文庫本にしては分厚く、500p近くのボリュームですが一気に読んでしまいました。
内容は「山口百恵とその時代」の評論ということで、「山口百恵前夜」とも言うべき戦後の芸能界から引退する80年代までの流れも押さえてあります。百恵ちゃんのことだけ知りたい方にはお勧めしませんが、私はとても興味深く読み進めました。ナベプロの歴史はなんとなく知ってましたが、ホリプロやサンミュージックの成り立ちやプロダクション同士の関係性などは意外でしたね。

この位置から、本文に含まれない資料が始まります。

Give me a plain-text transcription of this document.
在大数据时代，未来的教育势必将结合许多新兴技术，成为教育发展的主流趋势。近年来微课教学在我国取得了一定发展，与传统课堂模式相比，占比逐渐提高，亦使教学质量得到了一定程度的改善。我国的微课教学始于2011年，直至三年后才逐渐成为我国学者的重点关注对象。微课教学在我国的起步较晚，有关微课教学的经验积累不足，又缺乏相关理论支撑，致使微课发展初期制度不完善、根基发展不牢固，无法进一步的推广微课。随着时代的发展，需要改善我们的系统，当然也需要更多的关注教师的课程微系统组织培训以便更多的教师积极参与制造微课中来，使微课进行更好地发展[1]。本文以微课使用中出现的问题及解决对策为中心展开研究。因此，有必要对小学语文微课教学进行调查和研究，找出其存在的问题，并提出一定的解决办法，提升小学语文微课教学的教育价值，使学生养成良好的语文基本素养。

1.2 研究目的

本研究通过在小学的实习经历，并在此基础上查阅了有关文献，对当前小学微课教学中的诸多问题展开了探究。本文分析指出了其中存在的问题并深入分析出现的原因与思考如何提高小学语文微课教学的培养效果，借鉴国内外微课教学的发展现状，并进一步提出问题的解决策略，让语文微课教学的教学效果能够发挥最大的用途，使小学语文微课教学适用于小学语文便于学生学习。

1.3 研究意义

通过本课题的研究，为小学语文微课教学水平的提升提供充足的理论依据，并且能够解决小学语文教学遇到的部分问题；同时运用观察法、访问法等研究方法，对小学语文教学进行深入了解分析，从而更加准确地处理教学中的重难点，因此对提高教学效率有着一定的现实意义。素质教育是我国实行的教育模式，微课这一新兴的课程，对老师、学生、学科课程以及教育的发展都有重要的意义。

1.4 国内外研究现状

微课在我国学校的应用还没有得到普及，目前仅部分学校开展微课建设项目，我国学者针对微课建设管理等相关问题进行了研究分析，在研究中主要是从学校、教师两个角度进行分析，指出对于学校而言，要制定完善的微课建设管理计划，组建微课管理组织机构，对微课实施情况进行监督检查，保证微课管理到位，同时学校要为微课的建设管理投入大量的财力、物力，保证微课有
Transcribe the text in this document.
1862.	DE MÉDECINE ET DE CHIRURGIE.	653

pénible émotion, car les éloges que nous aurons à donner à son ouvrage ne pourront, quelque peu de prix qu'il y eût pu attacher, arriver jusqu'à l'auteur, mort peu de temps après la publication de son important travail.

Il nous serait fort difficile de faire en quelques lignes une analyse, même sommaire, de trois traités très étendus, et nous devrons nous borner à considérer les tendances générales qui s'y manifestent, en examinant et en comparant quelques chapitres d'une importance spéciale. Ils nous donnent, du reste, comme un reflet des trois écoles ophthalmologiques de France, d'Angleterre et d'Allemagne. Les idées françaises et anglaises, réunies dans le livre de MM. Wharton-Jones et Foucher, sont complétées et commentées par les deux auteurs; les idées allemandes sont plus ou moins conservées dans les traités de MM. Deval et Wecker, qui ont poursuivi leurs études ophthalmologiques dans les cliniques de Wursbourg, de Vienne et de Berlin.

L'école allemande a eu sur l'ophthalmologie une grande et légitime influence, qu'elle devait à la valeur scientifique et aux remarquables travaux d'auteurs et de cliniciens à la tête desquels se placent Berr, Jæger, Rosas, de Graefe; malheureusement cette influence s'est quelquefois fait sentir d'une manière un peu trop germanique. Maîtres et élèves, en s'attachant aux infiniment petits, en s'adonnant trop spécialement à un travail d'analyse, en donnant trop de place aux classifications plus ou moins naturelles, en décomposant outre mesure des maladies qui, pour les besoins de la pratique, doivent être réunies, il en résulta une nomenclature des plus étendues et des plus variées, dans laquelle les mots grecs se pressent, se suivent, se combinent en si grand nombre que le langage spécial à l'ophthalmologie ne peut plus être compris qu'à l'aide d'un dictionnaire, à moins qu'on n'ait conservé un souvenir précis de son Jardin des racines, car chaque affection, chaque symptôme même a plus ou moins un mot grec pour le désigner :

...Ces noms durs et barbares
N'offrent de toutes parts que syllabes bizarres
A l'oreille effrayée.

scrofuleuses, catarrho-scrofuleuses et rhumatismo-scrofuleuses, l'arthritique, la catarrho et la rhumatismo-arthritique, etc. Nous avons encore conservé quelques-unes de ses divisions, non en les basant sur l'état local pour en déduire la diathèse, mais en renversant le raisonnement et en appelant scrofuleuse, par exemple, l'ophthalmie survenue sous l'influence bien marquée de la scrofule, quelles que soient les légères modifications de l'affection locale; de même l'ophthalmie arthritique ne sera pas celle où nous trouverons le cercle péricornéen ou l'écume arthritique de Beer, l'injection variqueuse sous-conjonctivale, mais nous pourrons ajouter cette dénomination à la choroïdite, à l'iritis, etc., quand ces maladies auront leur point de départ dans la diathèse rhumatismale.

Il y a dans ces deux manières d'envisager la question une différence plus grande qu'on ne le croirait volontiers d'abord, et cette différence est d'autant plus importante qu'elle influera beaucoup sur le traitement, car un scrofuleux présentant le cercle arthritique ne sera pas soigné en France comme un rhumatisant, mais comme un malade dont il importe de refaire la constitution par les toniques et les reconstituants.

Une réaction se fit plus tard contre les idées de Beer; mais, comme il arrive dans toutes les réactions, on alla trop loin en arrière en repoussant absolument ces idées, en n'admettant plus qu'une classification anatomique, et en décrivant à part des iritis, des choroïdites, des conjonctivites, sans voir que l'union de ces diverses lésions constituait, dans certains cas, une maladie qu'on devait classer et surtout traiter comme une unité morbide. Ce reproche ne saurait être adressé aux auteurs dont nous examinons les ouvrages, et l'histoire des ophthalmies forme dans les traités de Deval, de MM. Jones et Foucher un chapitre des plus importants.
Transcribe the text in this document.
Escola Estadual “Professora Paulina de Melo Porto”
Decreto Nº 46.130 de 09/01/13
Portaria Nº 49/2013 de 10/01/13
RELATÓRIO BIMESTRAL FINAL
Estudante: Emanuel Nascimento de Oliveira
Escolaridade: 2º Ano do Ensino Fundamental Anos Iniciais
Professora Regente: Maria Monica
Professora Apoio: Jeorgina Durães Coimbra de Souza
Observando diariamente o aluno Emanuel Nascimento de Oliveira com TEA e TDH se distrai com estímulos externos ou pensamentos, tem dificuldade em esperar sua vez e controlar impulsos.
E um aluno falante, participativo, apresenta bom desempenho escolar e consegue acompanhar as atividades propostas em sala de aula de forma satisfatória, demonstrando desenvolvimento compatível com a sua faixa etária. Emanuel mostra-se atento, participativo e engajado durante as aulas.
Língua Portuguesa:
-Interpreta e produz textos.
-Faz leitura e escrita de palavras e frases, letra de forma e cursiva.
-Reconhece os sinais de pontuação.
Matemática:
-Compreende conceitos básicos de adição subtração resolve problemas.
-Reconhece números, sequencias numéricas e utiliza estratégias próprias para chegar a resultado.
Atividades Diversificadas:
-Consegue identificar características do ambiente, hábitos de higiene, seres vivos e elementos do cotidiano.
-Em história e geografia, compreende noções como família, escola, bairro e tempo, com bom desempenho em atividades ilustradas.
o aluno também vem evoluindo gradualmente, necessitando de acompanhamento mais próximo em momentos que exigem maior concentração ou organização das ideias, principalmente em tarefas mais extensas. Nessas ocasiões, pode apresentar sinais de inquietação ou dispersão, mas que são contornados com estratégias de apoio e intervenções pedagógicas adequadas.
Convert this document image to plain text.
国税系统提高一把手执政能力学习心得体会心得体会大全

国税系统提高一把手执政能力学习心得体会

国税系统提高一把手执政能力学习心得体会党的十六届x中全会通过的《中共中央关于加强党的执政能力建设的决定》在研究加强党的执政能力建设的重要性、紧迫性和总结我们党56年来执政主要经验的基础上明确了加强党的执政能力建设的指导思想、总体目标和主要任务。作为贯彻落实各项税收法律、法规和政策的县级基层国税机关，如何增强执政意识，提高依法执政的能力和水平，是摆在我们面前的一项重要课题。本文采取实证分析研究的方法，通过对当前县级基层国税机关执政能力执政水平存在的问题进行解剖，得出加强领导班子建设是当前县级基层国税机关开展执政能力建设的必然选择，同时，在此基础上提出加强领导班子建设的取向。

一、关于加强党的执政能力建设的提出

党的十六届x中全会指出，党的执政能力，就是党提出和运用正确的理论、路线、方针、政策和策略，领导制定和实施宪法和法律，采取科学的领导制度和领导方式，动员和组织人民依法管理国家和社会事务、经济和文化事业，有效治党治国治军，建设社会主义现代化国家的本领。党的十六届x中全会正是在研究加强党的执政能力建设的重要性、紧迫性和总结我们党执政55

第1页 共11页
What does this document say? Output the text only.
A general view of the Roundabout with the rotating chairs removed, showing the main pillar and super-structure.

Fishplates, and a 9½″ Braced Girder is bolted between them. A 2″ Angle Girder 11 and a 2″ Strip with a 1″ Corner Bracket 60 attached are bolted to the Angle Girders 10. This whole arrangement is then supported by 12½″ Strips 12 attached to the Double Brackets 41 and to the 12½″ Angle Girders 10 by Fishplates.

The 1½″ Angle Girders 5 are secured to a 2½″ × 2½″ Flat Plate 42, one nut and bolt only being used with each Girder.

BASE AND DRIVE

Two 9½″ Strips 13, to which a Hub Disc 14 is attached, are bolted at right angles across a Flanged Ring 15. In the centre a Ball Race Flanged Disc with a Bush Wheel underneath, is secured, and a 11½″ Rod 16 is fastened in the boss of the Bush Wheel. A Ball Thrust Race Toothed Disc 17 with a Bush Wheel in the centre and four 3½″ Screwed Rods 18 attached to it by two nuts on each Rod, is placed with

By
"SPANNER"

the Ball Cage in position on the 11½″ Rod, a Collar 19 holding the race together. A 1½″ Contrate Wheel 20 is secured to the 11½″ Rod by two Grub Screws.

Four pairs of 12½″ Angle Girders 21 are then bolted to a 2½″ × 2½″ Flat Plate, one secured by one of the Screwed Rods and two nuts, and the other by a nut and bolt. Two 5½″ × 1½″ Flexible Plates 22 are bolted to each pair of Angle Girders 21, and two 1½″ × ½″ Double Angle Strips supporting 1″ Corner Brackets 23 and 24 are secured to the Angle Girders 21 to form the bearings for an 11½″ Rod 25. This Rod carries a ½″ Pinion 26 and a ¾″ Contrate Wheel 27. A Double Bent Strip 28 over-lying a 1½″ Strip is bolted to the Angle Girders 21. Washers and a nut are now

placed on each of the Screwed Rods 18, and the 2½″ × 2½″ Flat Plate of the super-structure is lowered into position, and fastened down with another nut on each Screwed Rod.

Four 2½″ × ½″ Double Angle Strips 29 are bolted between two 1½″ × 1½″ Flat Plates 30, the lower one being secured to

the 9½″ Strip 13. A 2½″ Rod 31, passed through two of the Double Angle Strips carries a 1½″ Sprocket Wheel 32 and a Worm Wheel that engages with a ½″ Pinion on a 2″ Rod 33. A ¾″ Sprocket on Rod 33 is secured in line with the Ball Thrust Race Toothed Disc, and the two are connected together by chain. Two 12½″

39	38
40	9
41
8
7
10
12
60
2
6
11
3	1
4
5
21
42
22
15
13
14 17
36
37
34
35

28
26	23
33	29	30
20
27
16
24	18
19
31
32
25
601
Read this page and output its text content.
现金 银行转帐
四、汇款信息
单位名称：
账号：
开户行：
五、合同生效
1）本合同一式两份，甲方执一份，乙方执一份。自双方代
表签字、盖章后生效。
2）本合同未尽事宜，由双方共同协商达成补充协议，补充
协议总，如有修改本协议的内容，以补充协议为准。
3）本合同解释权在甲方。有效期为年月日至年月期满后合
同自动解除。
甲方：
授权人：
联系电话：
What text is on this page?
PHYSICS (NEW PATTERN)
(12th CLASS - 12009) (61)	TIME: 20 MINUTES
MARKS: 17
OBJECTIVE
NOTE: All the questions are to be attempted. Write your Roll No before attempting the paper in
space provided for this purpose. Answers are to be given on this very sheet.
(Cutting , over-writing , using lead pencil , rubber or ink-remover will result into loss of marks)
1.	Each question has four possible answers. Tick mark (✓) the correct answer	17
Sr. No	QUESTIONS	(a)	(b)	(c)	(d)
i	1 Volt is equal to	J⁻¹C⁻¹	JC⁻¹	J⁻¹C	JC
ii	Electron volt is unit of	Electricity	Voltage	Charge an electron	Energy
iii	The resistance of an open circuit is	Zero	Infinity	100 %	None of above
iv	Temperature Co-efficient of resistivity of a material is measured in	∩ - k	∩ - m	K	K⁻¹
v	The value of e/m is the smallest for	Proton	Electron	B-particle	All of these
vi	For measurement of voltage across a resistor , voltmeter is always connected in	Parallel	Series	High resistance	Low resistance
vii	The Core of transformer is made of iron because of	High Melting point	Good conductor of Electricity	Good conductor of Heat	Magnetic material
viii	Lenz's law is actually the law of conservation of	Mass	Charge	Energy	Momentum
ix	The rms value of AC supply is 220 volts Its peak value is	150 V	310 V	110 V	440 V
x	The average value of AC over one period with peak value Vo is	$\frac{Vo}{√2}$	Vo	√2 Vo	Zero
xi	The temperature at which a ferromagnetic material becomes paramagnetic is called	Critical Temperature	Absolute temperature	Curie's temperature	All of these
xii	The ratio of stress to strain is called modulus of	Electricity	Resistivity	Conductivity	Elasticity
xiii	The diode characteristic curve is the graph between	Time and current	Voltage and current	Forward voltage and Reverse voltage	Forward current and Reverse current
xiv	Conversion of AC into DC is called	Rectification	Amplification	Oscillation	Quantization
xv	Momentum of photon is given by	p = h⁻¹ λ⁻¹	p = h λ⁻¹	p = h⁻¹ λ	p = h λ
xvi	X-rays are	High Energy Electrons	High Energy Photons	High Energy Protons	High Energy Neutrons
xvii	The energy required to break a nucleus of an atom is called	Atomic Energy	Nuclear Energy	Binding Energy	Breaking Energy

「総体としての山口百恵」を書きたかったということで、本人はもちろん、その「総体」の一部である関係者の当時の発言を幅広く収集されてるのですが、私は歌手・山口百恵のファンで正直、女優・山口百恵については未知であり、特にドラマ/映画関係者・映画関連雑誌からの引用が新鮮でした。
著者も「歌手と女優としての活動をどちらに偏ることなく描いた」とあとがきで述べており、やはり女優としての活動なくしては歌手としての成功もなかっただろうし、そういった意味で両方成功した事例である美空ひばりに関しての記述も結構ありました。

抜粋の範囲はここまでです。